Да, «Последняя гимназия». Её легко прочесть, она есть в Сети. Там всякие ужасы, какие-то малолетние проститутки, которых тайком проводят, они беременеют, детей там бросают в Обводный канал, там восстание в ШКИДе — с помощью самодельных пистолетов «воспитанники» отстреливаются от милиции.
Например, в «Дневнике Кости Рябцева», который вы тоже издавали, это время и детский социум показаны совсем не так «вегетариански».
Ну «Костю Рябцева» я надеюсь ещё переиздать. У меня это в планах — второй раз издать. Потому что к нему исследовательница Оля Виноградова нашла прекрасные, прямо невероятные источники — оказалось, что Розанов Михаил Григорьевич Розанов (1888–1938; псевдоним — Н. Огнёв) — детский писатель. Работал педагогом в Обществе попечения об учащихся детях Бутырского района Москвы, после революции основал первый в Москве детский театр, работал в детских колониях. В 20-х годах входил в группу конструктивистов, затем — в литературную группу «Перевал». Писал рассказы, наиболее известное его произведение — повесть «Дневник Кости Рябцева» (1927). С 1937 года преподавал в Литинституте. действительно использовал очень много подлинных «документов эпохи». Все они найдены, и было бы можно сделать классную книжку.
А не было у вас мысли переиздать продолжение, «Костя Рябцев в вузе»?

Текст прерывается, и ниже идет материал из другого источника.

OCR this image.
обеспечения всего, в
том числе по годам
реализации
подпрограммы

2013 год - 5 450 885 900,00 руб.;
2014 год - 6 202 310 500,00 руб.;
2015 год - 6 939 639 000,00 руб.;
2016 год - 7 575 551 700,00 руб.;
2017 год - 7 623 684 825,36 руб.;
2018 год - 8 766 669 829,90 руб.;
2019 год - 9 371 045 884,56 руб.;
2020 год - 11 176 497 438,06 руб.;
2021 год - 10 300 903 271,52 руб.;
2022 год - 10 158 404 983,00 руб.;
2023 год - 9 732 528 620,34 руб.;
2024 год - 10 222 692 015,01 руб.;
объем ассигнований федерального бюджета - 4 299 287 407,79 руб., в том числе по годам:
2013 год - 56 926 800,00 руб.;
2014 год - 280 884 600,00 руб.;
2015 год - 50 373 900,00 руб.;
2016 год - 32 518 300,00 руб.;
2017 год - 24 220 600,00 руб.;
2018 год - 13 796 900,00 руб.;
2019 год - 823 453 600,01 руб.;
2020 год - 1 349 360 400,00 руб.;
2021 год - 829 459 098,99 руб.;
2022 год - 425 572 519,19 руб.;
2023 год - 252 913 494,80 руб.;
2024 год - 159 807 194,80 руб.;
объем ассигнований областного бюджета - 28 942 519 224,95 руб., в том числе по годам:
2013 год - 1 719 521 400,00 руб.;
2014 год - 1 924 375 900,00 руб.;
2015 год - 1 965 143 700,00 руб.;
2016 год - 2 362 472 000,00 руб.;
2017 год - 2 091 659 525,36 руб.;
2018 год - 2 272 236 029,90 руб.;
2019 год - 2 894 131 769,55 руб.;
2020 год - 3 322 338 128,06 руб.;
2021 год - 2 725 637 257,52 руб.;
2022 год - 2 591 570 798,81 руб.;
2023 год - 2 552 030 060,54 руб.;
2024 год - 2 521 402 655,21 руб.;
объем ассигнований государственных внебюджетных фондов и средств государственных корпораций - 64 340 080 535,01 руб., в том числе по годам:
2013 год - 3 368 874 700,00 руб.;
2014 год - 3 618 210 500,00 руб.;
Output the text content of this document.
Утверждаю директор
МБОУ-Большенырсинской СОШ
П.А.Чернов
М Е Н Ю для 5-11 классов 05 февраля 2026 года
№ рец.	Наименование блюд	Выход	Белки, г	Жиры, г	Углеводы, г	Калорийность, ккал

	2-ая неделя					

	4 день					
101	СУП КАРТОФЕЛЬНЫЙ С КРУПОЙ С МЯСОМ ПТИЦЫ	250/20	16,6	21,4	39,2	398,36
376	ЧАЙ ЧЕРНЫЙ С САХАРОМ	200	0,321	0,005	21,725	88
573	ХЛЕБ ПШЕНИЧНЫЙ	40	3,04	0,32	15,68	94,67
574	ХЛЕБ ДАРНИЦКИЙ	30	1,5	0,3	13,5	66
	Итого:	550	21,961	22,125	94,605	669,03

Была, была. Это тоже довольно удивительная книжка. Там, вы помните, всё про крах и про то, что для интеллигента новая реальность оставляет только суицид или сумасшедший дом. Да, это мысль такая была, но мало ли у меня было мыслей. Я и самого «Костю» сделать никак не могу. Вообще, в высокой степени готовности сейчас две книжки. Это «Дневник Кости Рябцева» и ещё одна — непонятно кому нужная, кроме родных автора. Был такой писатель и критик Михаил Абрамович Гершензон, известный прежде всего пересказом сказок Джоэля Харриса о дядюшке Римусе и романом о Робин Гуде. Я хочу издать этот роман, он тоже из любимых книг моего детства.
У Гершензона сложная судьба. Он был совершенно советский-советский литературный функционер, а потом пошёл на фронт, в ополчение, в 1941 году, в «писательскую роту» и через год погиб. И он каждый день писал письмо жене, письма эти сохранились. И очерки. Частично, например, они использованы в известном спектакле на Таганке — «Павшие и живые». В общем, я хочу сделать книжку, куда входили бы «Робин Гуд», биографический рассказ о советском писателе Гершензоне и подборка военных писем и очерков о московском писательском ополчении. Это странно, части друг к другу не прирастают — но вот две книжки, которые я хотел бы доделать.